Quand choisir la gestion adaptative des dossiers plutôt que l’automatisation standard des workflows
La décision ne concerne pas le niveau de sophistication. Elle dépend de la nature du travail.
Choisissez la gestion adaptative des dossiers lorsque le parcours d’une unité de travail ne peut pas être défini avant son démarrage ; lorsque les travailleurs du savoir doivent exercer leur jugement à plusieurs moments et que l’étape suivante appropriée dépend de ce qui a été découvert, et non de ce qui a été planifié ; lorsque chaque instance est suffisamment différente pour que maintenir un modèle de processus exhaustif coûte plus cher que les gains générés par le processus ; lorsque la conformité et l’auditabilité sont importantes mais que les étapes précises permettant de les satisfaire varient selon le dossier ; et lorsque le travail implique plusieurs participants dont la coordination ne peut pas être entièrement orchestrée à l’avance.
Selon la documentation d’ArkCase sur le modèle ACM, le critère de ciblage est direct : l’ACM est conçue pour les processus qui changent fréquemment ou sont totalement imprévisibles, lorsque l’organisation doit apprendre des résultats plutôt que de simplement exécuter une séquence définie. Si votre processus évolue d’un trimestre à l’autre parce que le travail évolue, l’automatisation standard des workflows exigera une modélisation constante. L’ACM intègre ce changement comme une fonctionnalité, et non comme un problème.
Ne choisissez pas l’ACM lorsque le processus est réellement répétable, que le parcours est le même pour chaque instance et que l’objectif principal est le débit et la cohérence. Le traitement des factures. Les checklists d’intégration standard. La synchronisation de données planifiée.
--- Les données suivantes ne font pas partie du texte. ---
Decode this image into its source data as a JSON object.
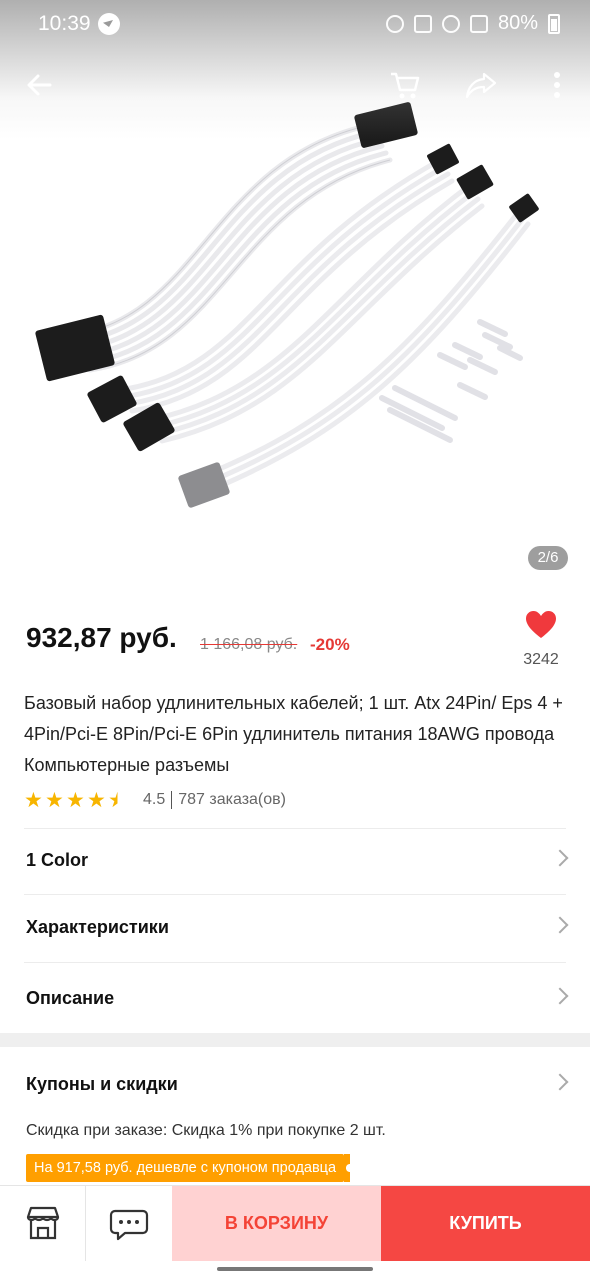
{
  "status_bar": {
    "time": "10:39",
    "battery": "80%",
    "icons": [
      "telegram-icon",
      "alarm-icon",
      "mute-icon",
      "wifi-icon",
      "signal-icon",
      "battery-icon"
    ]
  },
  "app_bar": {
    "icons": [
      "back-arrow-icon",
      "cart-icon",
      "share-icon",
      "more-vertical-icon"
    ]
  },
  "gallery": {
    "counter": "2/6"
  },
  "price": {
    "current": "932,87 руб.",
    "old": "1 166,08 руб.",
    "discount": "-20%"
  },
  "wishlist": {
    "count": "3242"
  },
  "product": {
    "title": "Базовый набор удлинительных кабелей; 1 шт. Atx 24Pin/ Eps 4 + 4Pin/Pci-E 8Pin/Pci-E 6Pin удлинитель питания 18AWG провода Компьютерные разъемы",
    "rating": "4.5",
    "rating_value": 4.5,
    "orders": "787 заказа(ов)"
  },
  "sections": {
    "color": "1 Color",
    "specs": "Характеристики",
    "description": "Описание",
    "coupons": "Купоны и скидки"
  },
  "promo": {
    "order_discount": "Скидка при заказе: Скидка 1% при покупке 2 шт.",
    "coupon": "На 917,58 руб. дешевле с купоном продавца"
  },
  "bottom_bar": {
    "add_to_cart": "В КОРЗИНУ",
    "buy": "КУПИТЬ"
  },
  "colors": {
    "accent": "#f54743",
    "cart_bg": "#ffd2d2",
    "coupon": "#ff9f00",
    "star": "#f7b500"
  }
}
Ces tâches relèvent de l’automatisation structurée des workflows, et leur ajouter la surcharge de l’ACM ajoute de la complexité sans apporter de valeur.
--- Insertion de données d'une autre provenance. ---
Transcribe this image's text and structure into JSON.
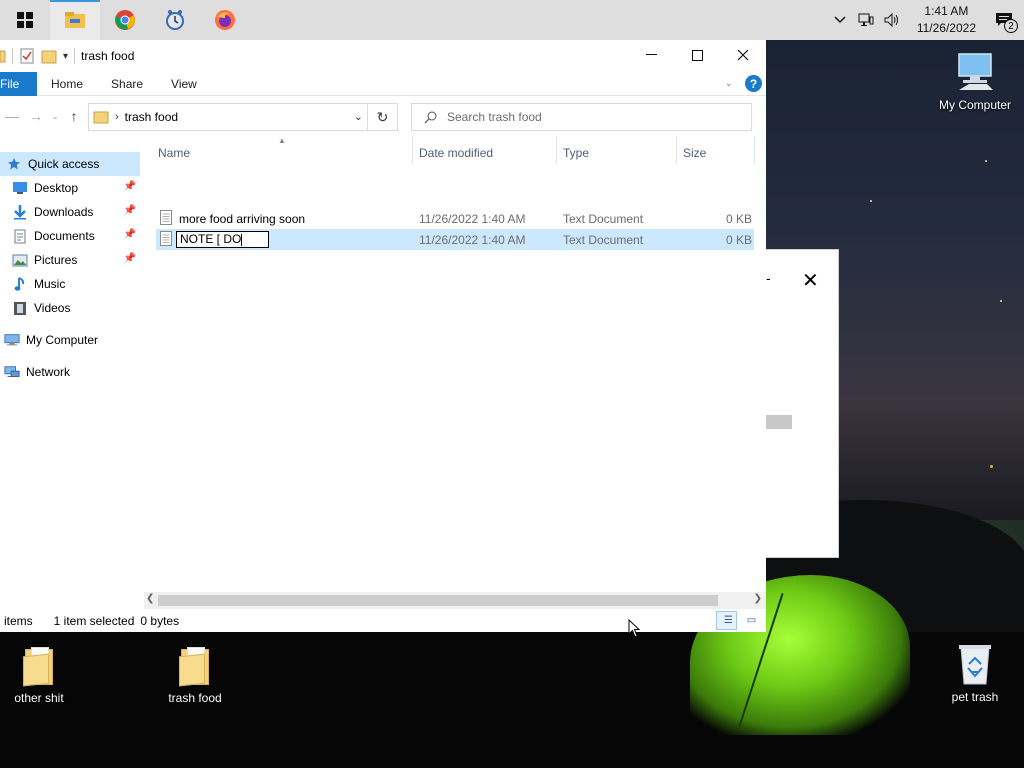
{
  "taskbar": {
    "clock_time": "1:41 AM",
    "clock_date": "11/26/2022",
    "notification_count": "2"
  },
  "window": {
    "title": "trash food",
    "ribbon_tabs": [
      "File",
      "Home",
      "Share",
      "View"
    ],
    "address_crumb": "trash food",
    "search_placeholder": "Search trash food"
  },
  "nav": {
    "quick_access": "Quick access",
    "items": [
      {
        "label": "Desktop",
        "icon": "desktop-icon",
        "pinned": true
      },
      {
        "label": "Downloads",
        "icon": "downloads-icon",
        "pinned": true
      },
      {
        "label": "Documents",
        "icon": "documents-icon",
        "pinned": true
      },
      {
        "label": "Pictures",
        "icon": "pictures-icon",
        "pinned": true
      },
      {
        "label": "Music",
        "icon": "music-icon",
        "pinned": false
      },
      {
        "label": "Videos",
        "icon": "videos-icon",
        "pinned": false
      }
    ],
    "my_computer": "My Computer",
    "network": "Network"
  },
  "columns": {
    "name": "Name",
    "date": "Date modified",
    "type": "Type",
    "size": "Size"
  },
  "files": [
    {
      "name": "more food arriving soon",
      "date": "11/26/2022 1:40 AM",
      "type": "Text Document",
      "size": "0 KB"
    },
    {
      "name": "NOTE [ DO",
      "date": "11/26/2022 1:40 AM",
      "type": "Text Document",
      "size": "0 KB",
      "renaming": true
    }
  ],
  "status": {
    "items": "items",
    "selected": "1 item selected",
    "bytes": "0 bytes"
  },
  "desktop_icons": {
    "my_computer": "My Computer",
    "other": "other shit",
    "trash_food": "trash food",
    "recycle": "pet trash"
  }
}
Un cadre décisionnel pratique :
| Signal | Orientation |
|---|---|
| La plupart des dossiers suivent le même parcours de bout en bout | Automatisation standard des workflows |
| Les exceptions sont plus fréquentes que les instances suivant les règles | ACM |
| Les collaborateurs contournent régulièrement l’outil | ACM |
| La piste d’audit est importante mais le parcours vers la conformité varie | ACM |
| La remodélisation du processus est constante simplement pour rester aligné avec la réalité | ACM |
| Plusieurs spécialistes rejoignent et quittent le dossier à mesure qu’il évolue | ACM |
Lors de l’évaluation d’un logiciel de gestion adaptative des dossiers en particulier, trois éléments méritent d’être vérifiés avant tout le reste : si les modifications ad hoc des tâches sont une fonctionnalité de premier plan ou un contournement, si la piste d’audit est automatique ou exige une documentation manuelle, et si les règles métier peuvent être mises à jour par les gestionnaires de dossiers sans développeur dans la boucle. Les fournisseurs de logiciels présents dans cet espace, de Papyrus Software (ISIS Papyrus, Papyrus ACM, Papyrus Platform) aux options open source conçues à cet effet, varient fortement sur ces trois critères. L’approche Papyrus ACM est l’un des exemples les plus cités dans la littérature plus ancienne sur le sujet, bien que le paysage se soit considérablement élargi. Les critères comptent davantage que le positionnement de n’importe quel fournisseur.